The representation of molecules is another excellent example. In this case, the atoms of molecules are the nodes of the graph, and the chemical bonds between atoms are the vertices or edges that connect the graph nodes. By using a graph neural network on the representation of molecules as graphs you can start a process of discovering new medicinal drugs that can better combat diseases or various medical conditions.

In July 2022, AlphaFold 2, a graph neural network, was able to provide structure predictions for nearly all of the proteins known to science. This solved a 50-year-old problem in biology.

Of course, there are various other applications where graph neural networks have the potential to perform well. Some of those are combinatorial optimization, object detection, image classifications, machine translation, and social media recommendation systems.

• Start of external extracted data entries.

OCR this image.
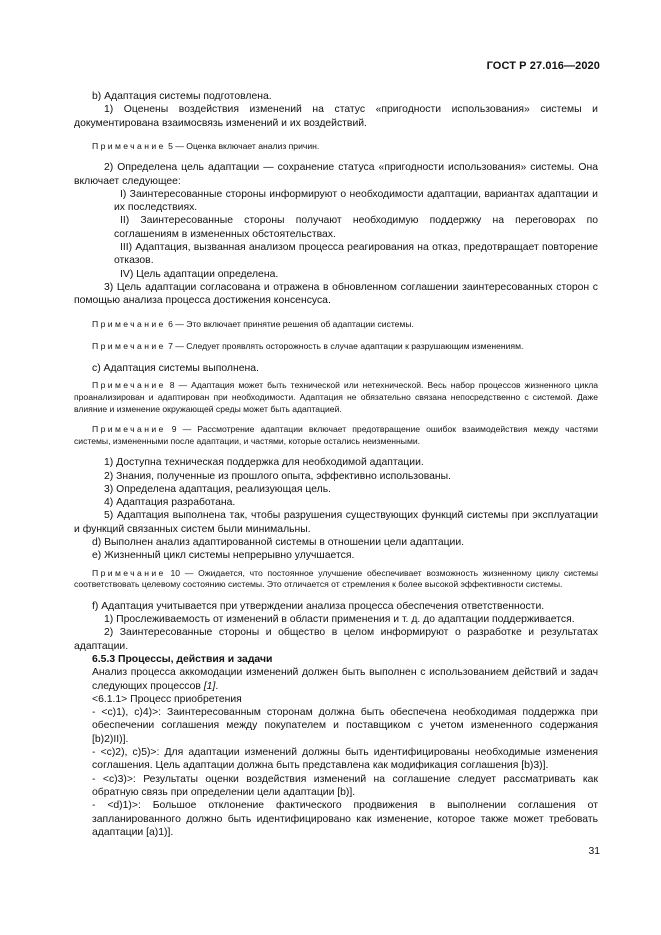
ГОСТ Р 27.016—2020

b) Адаптация системы подготовлена.

1) Оценены воздействия изменений на статус «пригодности использования» системы и документирована взаимосвязь изменений и их воздействий.

Примечание 5 — Оценка включает анализ причин.

2) Определена цель адаптации — сохранение статуса «пригодности использования» системы. Она включает следующее:

I) Заинтересованные стороны информируют о необходимости адаптации, вариантах адаптации и их последствиях.

II) Заинтересованные стороны получают необходимую поддержку на переговорах по соглашениям в измененных обстоятельствах.

III) Адаптация, вызванная анализом процесса реагирования на отказ, предотвращает повторение отказов.

IV) Цель адаптации определена.

3) Цель адаптации согласована и отражена в обновленном соглашении заинтересованных сторон с помощью анализа процесса достижения консенсуса.

Примечание 6 — Это включает принятие решения об адаптации системы.

Примечание 7 — Следует проявлять осторожность в случае адаптации к разрушающим изменениям.

c) Адаптация системы выполнена.

Примечание 8 — Адаптация может быть технической или нетехнической. Весь набор процессов жизненного цикла проанализирован и адаптирован при необходимости. Адаптация не обязательно связана непосредственно с системой. Даже влияние и изменение окружающей среды может быть адаптацией.

Примечание 9 — Рассмотрение адаптации включает предотвращение ошибок взаимодействия между частями системы, измененными после адаптации, и частями, которые остались неизменными.

1) Доступна техническая поддержка для необходимой адаптации.

2) Знания, полученные из прошлого опыта, эффективно использованы.

3) Определена адаптация, реализующая цель.

4) Адаптация разработана.

5) Адаптация выполнена так, чтобы разрушения существующих функций системы при эксплуатации и функций связанных систем были минимальны.

d) Выполнен анализ адаптированной системы в отношении цели адаптации.

e) Жизненный цикл системы непрерывно улучшается.

Примечание 10 — Ожидается, что постоянное улучшение обеспечивает возможность жизненному циклу системы соответствовать целевому состоянию системы. Это отличается от стремления к более высокой эффективности системы.

f) Адаптация учитывается при утверждении анализа процесса обеспечения ответственности.

1) Прослеживаемость от изменений в области применения и т. д. до адаптации поддерживается.

2) Заинтересованные стороны и общество в целом информируют о разработке и результатах адаптации.

6.5.3 Процессы, действия и задачи

Анализ процесса аккомодации изменений должен быть выполнен с использованием действий и задач следующих процессов [1].

<6.1.1> Процесс приобретения

- <c)1), c)4)>: Заинтересованным сторонам должна быть обеспечена необходимая поддержка при обеспечении соглашения между покупателем и поставщиком с учетом измененного содержания [b)2)II)].

- <c)2), c)5)>: Для адаптации изменений должны быть идентифицированы необходимые изменения соглашения. Цель адаптации должна быть представлена как модификация соглашения [b)3)].

- <c)3)>: Результаты оценки воздействия изменений на соглашение следует рассматривать как обратную связь при определении цели адаптации [b)].

- <d)1)>: Большое отклонение фактического продвижения в выполнении соглашения от запланированного должно быть идентифицировано как изменение, которое также может требовать адаптации [a)1)].

31
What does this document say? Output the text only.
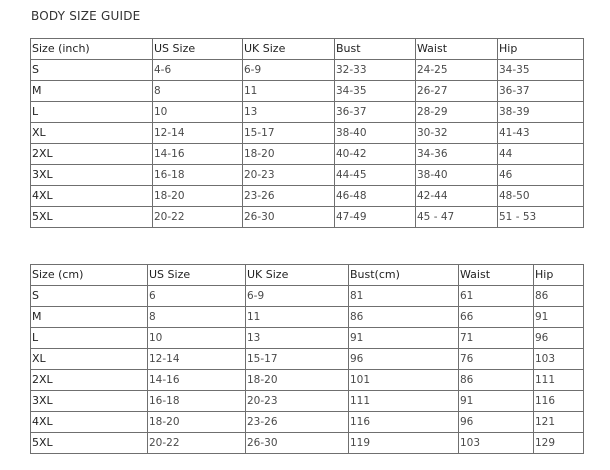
BODY SIZE GUIDE
Size (inch)	US Size	UK Size	Bust	Waist	Hip
S	4-6	6-9	32-33	24-25	34-35
M	8	11	34-35	26-27	36-37
L	10	13	36-37	28-29	38-39
XL	12-14	15-17	38-40	30-32	41-43
2XL	14-16	18-20	40-42	34-36	44
3XL	16-18	20-23	44-45	38-40	46
4XL	18-20	23-26	46-48	42-44	48-50
5XL	20-22	26-30	47-49	45 - 47	51 - 53
Size (cm)	US Size	UK Size	Bust(cm)	Waist	Hip
S	6	6-9	81	61	86
M	8	11	86	66	91
L	10	13	91	71	96
XL	12-14	15-17	96	76	103
2XL	14-16	18-20	101	86	111
3XL	16-18	20-23	111	91	116
4XL	18-20	23-26	116	96	121
5XL	20-22	26-30	119	103	129
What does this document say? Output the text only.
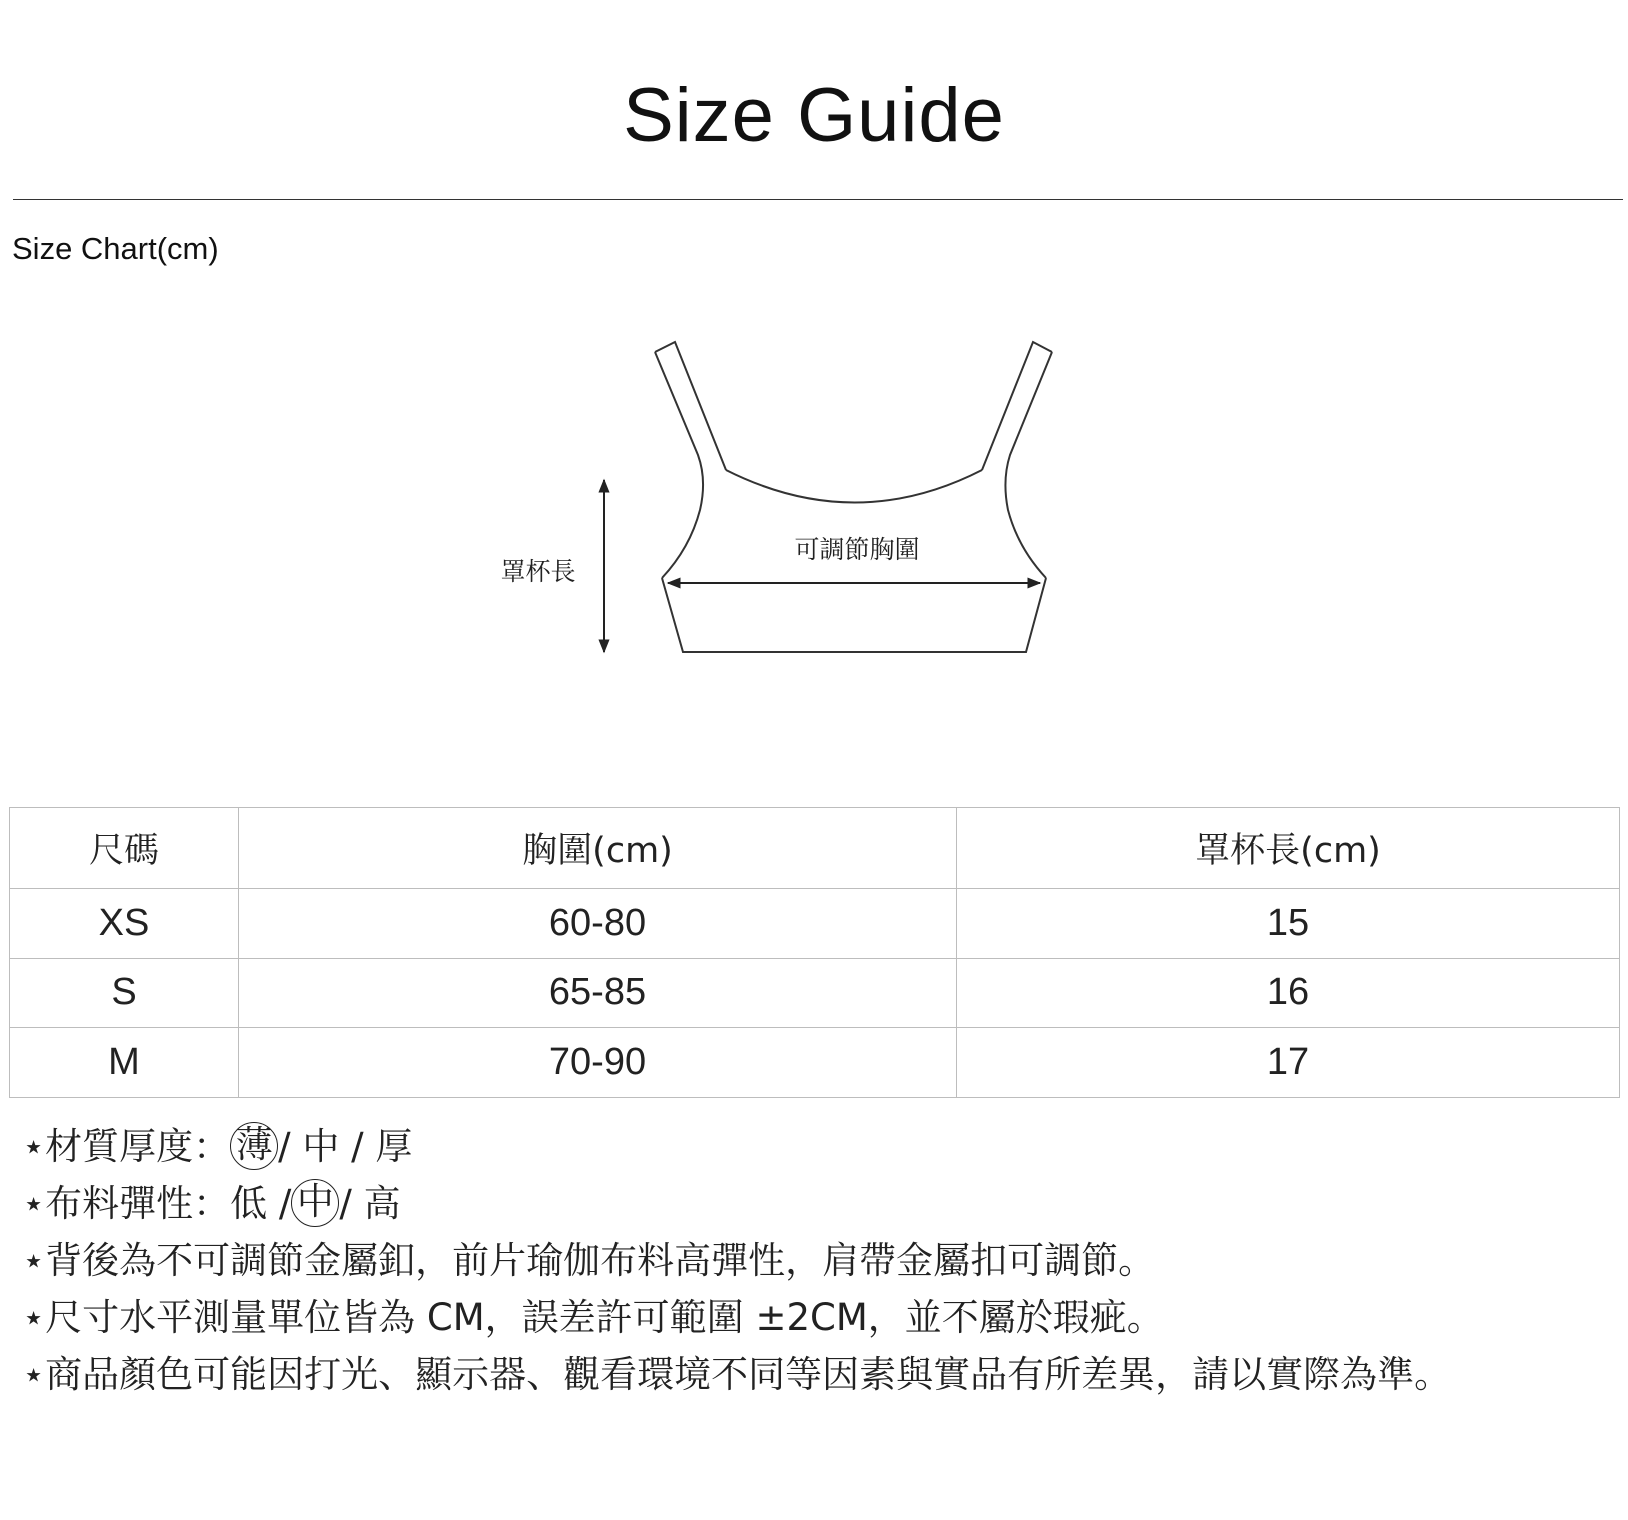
Size Guide
Size Chart(cm)
可調節胸圍
罩杯長
尺碼	胸圍(cm)	罩杯長(cm)
XS	60-80	15
S	65-85	16
M	70-90	17
⋆材質厚度： 薄 / 中 / 厚
⋆布料彈性：低 / 中 / 高
⋆背後為不可調節金屬釦，前片瑜伽布料高彈性，肩帶金屬扣可調節。
⋆尺寸水平測量單位皆為 CM，誤差許可範圍 ±2CM，並不屬於瑕疵。
⋆商品顏色可能因打光、顯示器、觀看環境不同等因素與實品有所差異，請以實際為準。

Graph neural networks have seen increased research in recent years. There is a good chance that we will see more graph neural networks in the future, as they are flexible and can be adapted to tasks that other neural networks cannot solve.

Conclusion

There has been a surge of investment in Deep Learning research and commercialization, due to its potential to solve complex problems across a wide spectrum of industries. However, a major challenge in Deep Learning is the lack of understanding of how neural networks function internally and the lack of testing and analysis in the development process, which can lead to model failures once deployed and a lack of trust.

Tensorleap enables data scientists to improve their models and mitigate the risk of failures with a variety of explainability, analysis, and visualization tools. By incorporating Tensorleap into the development process and increasing explainability in neural networks, we will help drive more innovations in 2023 and beyond.